The foundational value proposition of Google Cloud NetApp Volumes (GCNV) has been its ability to help enterprises migrate mission-critical SAP S/4HANA and legacy ERP workloads to the cloud without refactoring applications. It provided the familiar enterprise-grade file storage that SAP environments demand, delivered as a native cloud service.

However, the April 2026 announcement also signals a shift from treating GCNV as a landing zone for migrations to treating it as an active AI engine. This means that data stored on NetApp infrastructure can be directly queried and used by AI models, as Google Cloud NetApp Volumes is tightly integrated with Google’s Vertex AI and Gemini platforms.

For SAP Center of Excellence (CoE) leaders, this eradicates the traditional ETL bottleneck. When SAP operational data, ranging from supply chain inventory levels to financial forecasting, resides on NetApp Volumes within Google Cloud, business analysts can leverage Gemini Enterprise to build custom AI agents that query that data securely and instantly, without duplicating it into a separate data lake.

Security and Sovereign AI

This data-in-place model is heavily dependent on enterprise-grade governance. Generative AI is only as useful as the data that feeds it, but exposing core SAP ERP data to large language models (LLMs) poses immense security and compliance risks.

NetApp’s internal deployment of Gemini Enterprise highlights how organizations can utilize Google’s secure AI framework to build workflow-specific agents—such as AI assistants for sales or coding copilots—while maintaining strict access controls. When combined with NetApp’s recent sovereign cloud announcements, highly regulated SAP customers can now deploy localized AI agents against their ERP data without risking data exfiltration or violating residency mandates.

What This Means for SAPinsiders

Organizations should bridge the AI-storage gap through data-first initiatives.
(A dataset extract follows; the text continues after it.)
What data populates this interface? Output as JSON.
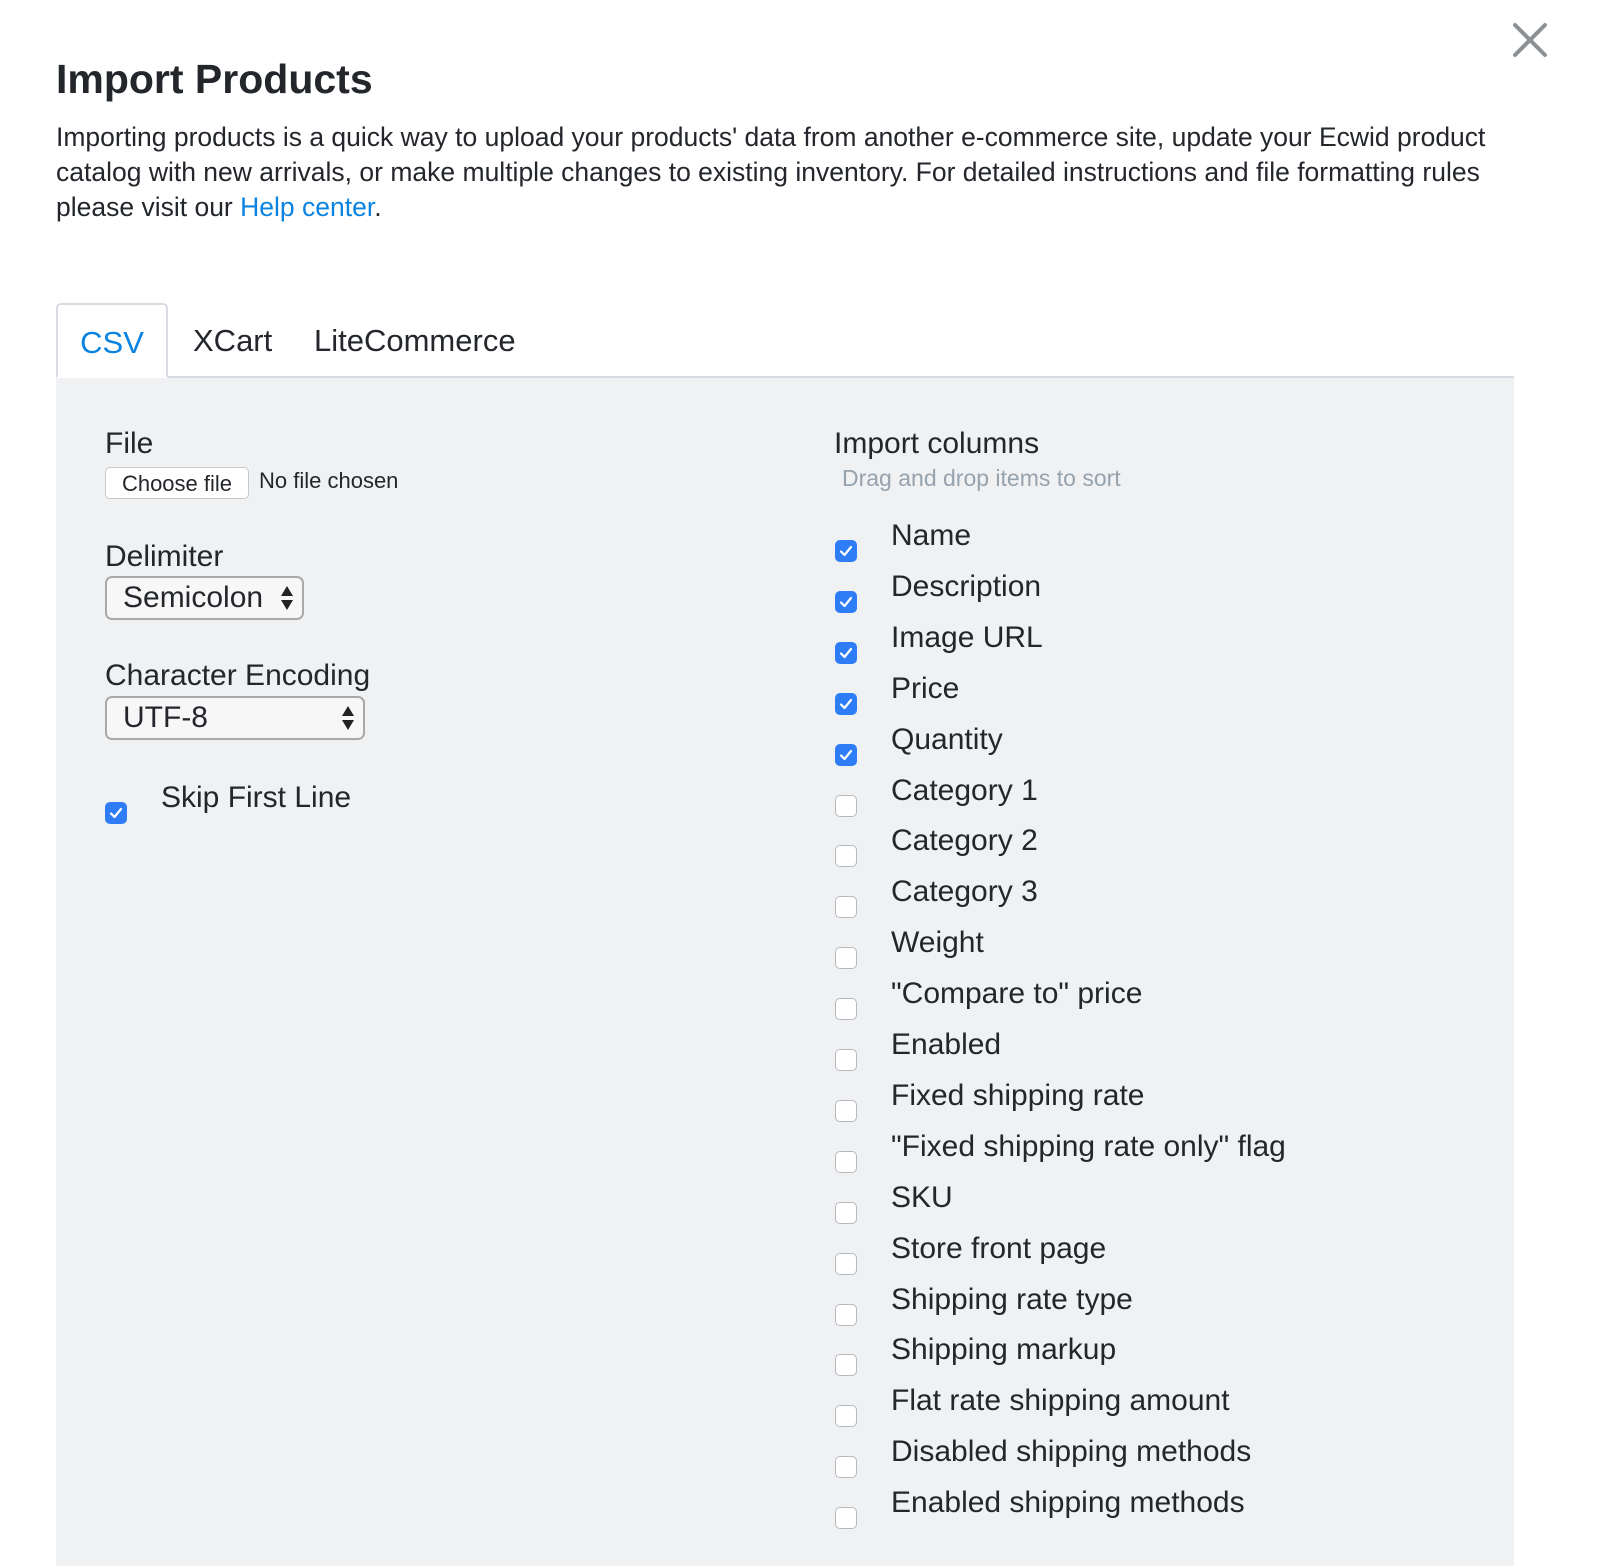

SAP Basis and architecture teams should evaluate Google Cloud NetApp Volumes not just as a migration tool for SAP S/4HANA, but as a strategic data foundation for AI. Assess whether the organization’s current cloud storage architecture enables it to point Vertex AI or Gemini directly at SAP data stores without costly, insecure ETL processes.

Pilot workflow-specific agents. Rather than attempting broad, generic AI deployments, SAP business leaders should identify specific bottlenecks in sales, procurement, or product workflows. Organizations can use Gemini Enterprise’s pre-built connectors to link SAP data with Google Workspace tools to build targeted AI agents that prove immediate ROI.

Data governance for AI should be strictly enforced across the organization. As businesses connect SAP data to LLMs, organizations must ensure their underlying storage layer supports enterprise-grade security. SAP security architects should mandate that any AI initiative use centralized governance frameworks to audit and secure AI agents that access sensitive ERP data.